DİYARBAKIR - Peace Mothers who continue their struggle so that their children don't go through what they have been through said: "No more arrests, detentions, deaths. Enough is enough. We just want peace."
The public has first heard of the Peace Mothers when they started protesting the fact that their children were being tortured in Diyarbakır Prison on September 12, 1982. Later we heard of them again when they demanded the bones of their children when the conflict intensified regarding the Kurdish question. They were beaten, detained and arrested a lot in that period. Some were locked up and some died before before they could get the bones of their children, not being able to bear the burden of life anymore.
The scream first heard in front the Diyarbakır Prison turned into flesh and blood with the Peace Mothers Initiative. That voice still echoing today was finally heard during the solution process and the pain and suffering of the soldier's mothers were shared by the Peace Mothers. However, with the termination of the process, the mothers of the soldiers backed away and dissappeared into silence while the screams of the Peace Mothers are still deafening. Now the Peace Mothers carry more weight after their children were killed in Cizre, Nusaybin, Sur, North and East Syria and Federated Kurdistan Disctrict.

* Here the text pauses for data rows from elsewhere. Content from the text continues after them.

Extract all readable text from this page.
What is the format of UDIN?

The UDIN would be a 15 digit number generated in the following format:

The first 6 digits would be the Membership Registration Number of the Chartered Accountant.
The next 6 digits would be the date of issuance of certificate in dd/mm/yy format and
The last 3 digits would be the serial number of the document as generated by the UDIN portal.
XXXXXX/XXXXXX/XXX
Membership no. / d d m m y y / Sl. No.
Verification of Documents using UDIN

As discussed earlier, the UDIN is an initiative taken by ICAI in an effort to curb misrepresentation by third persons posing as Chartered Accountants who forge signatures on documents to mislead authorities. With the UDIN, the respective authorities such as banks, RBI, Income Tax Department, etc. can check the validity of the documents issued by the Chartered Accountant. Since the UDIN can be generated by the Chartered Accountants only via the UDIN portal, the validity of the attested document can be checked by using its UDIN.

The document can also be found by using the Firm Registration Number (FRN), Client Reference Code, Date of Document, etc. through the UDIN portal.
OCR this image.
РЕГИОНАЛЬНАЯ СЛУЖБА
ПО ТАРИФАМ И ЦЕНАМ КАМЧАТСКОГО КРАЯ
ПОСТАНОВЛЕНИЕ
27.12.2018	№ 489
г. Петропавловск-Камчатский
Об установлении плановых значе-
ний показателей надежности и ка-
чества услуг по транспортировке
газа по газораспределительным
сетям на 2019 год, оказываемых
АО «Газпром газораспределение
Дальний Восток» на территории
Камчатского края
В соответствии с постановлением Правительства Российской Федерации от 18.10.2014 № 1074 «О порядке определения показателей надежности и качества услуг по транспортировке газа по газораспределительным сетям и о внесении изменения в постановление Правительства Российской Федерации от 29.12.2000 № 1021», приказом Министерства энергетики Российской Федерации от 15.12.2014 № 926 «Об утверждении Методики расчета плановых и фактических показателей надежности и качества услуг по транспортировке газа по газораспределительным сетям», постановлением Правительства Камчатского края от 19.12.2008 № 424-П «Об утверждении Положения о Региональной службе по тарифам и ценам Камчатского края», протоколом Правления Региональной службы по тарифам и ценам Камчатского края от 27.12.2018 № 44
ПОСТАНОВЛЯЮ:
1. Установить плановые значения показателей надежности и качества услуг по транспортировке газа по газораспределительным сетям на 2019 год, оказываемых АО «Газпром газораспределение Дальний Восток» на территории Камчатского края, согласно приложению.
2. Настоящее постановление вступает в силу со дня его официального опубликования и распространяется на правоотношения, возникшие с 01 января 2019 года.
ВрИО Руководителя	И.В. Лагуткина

SOCIETY KNOWS THEM AS THE MOTHERS IN WHITE SCARVES
They were last seen in front of the prisons in 2018, during the hunger strike of the prisoners demanding an end to the isolation on PKK Leader Abdullah Öcalan. Now their children are once again on hunger strike with the same demand.
LONGING AND CRUELTY
60 year old Nazmiye Yürek who witnessed the villages burned down by soldiers, the police raids and exiles, is one of the mothers who has been waiting for their children in prison for years. One of her sons, Kenan is in prison for 22 years now while her other son Ertan is in prison for 9 years. Yürek who had to migrate to the city center of Diyarbakır after their village was burned down by the soldiers, said: "We faced the cruelty of the state. They burned down all of the houses. We had to migrate to the city center. We couldn't go back to our village. I don't know how many of us faced this cruelty. It is more than I can count."
Following their sons from city to city while they were exiled to different prisons Yürek had to stop visiting her sons due to her illnesses and the pandemic. Yürek whose longing reflects to her face said: "My son was out here for 7 years but then he was arrested again. They took my daughter too when they came to take him. The oppression and violence never changes. They sentenced my son to 37 years in prison. He was in Amed first, then Siirt and Kırıkkale. Then he was exiled to some other prisons. He is now in Kandıra Prison. He had a heart attack there. He is in prison for 22 years now. He has a lot of health issues after all this time. He is not released despite the international aggreements."
A LIFE ON THE WAY TO PRISONS
Telling that her other son was arrested years later, Yürek said: "He was transferred to other prisons many times as well. My youngest son was also arrested and held in prison for 6 years. They broke down our door 7 times. I have seen 6 people being locked up. Without any tangible reason. What does the President want from the Kurdish people? We will fight back as long as we live. We want our country to get rid of this persecution."